Reggio Emilia and the Cloisters of San Pietro

An international showcase for Reggio Emilia are the Cloisters of St. Peter’s. The work for the construction of the Cloisters began in the early sixteenth century, having to move to the city a former convent located outside the walls. The monastic complex, including courtyards and vegetable gardens, occupied a vast area from the Via Emilia to the walls and belonged to the Benedictine monks who officiated in the adjoining Church of St. Peter. The convent was articulated around two cloisters: one of small dimensions with a late fifteenth-century shape and one of wide plan and mannerist taste. The small cloister was built between 1524 and 1525 by Bartolomeo Spani, a dominant artistic figure in the early sixteenth century in Reggio Emilia, who adopted a typically Renaissance – modular layout with Brunelleschi’s imprint. Thanks to the recent restoration, the frescoed walls were recovered, at least in part, which were covered with a layer of lime in the fifties.

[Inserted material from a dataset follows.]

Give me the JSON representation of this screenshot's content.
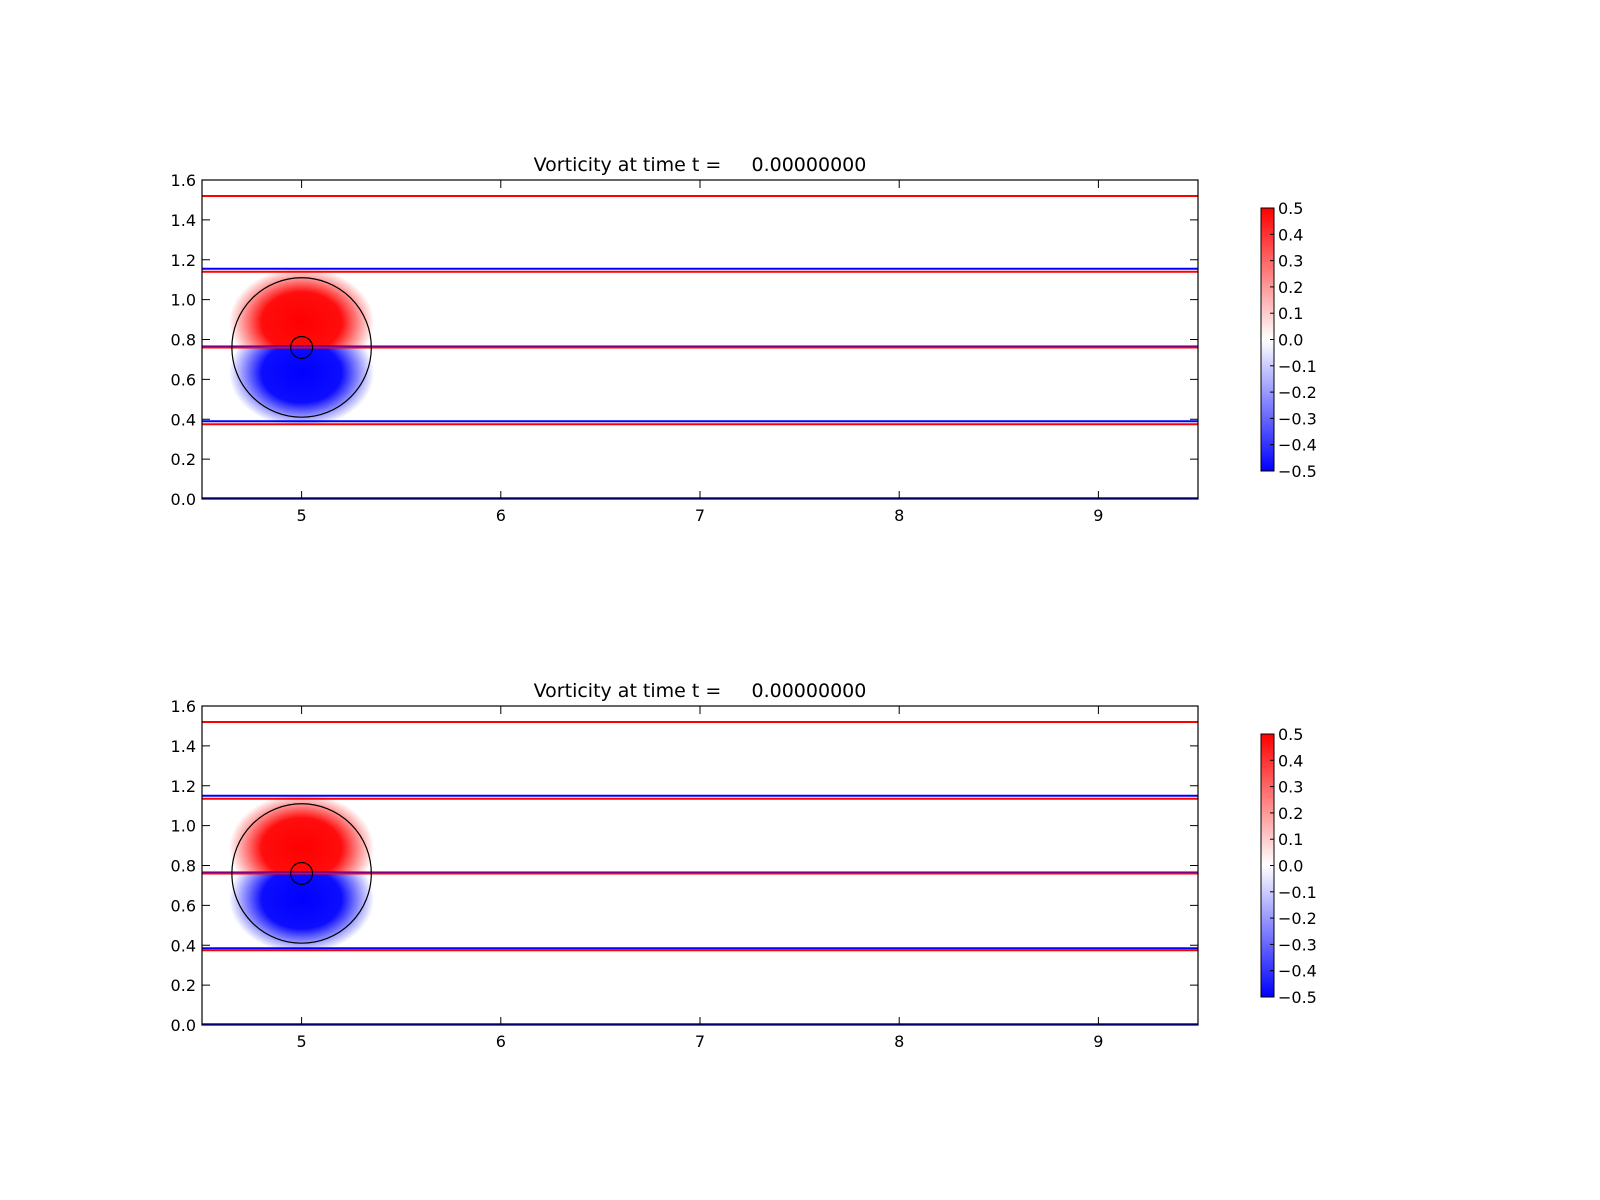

The large cloister, built about sixty years later, by Prospero and Francesco Pacchioni, who adopted a Mannerist layout with rusticated walls and, on the upper floor, gabled windows with niches decorated with powerful statues of saints of the Benedictine order, made by the brothers Bernardo and Francesco da Lugano in the sixties of the seventeenth century. The design of the Cloisters was clearly influenced by the model of Palazzo Te in Mantua, designed by Giulio Romano. In 1783 the monastery was suppressed and used as a military warehouse and then the seat of the Court of Justice. With the Restoration, the building became the seat of the Educandato delle Fanciulle, entrusting the transformation of the building to Domenico Marchelli who unified the facade on Via Emilia in neoclassical style, inserting it in the much larger project of demolition of the arcades of Via Emilia. The entrance to the monastic complex, originally on the churchyard, was placed on the main street definitively separating church and monastery. Immediately after the unification of Italy, the building was transformed into a military barracks, the arches of the small cloister were closed off and a series of houses were built in the area once used as vegetable gardens. The recent restoration has eliminated the curtain walls and tried to bring the complex back to its original shape. Today the Cloisters are frequently used for exhibitions and events.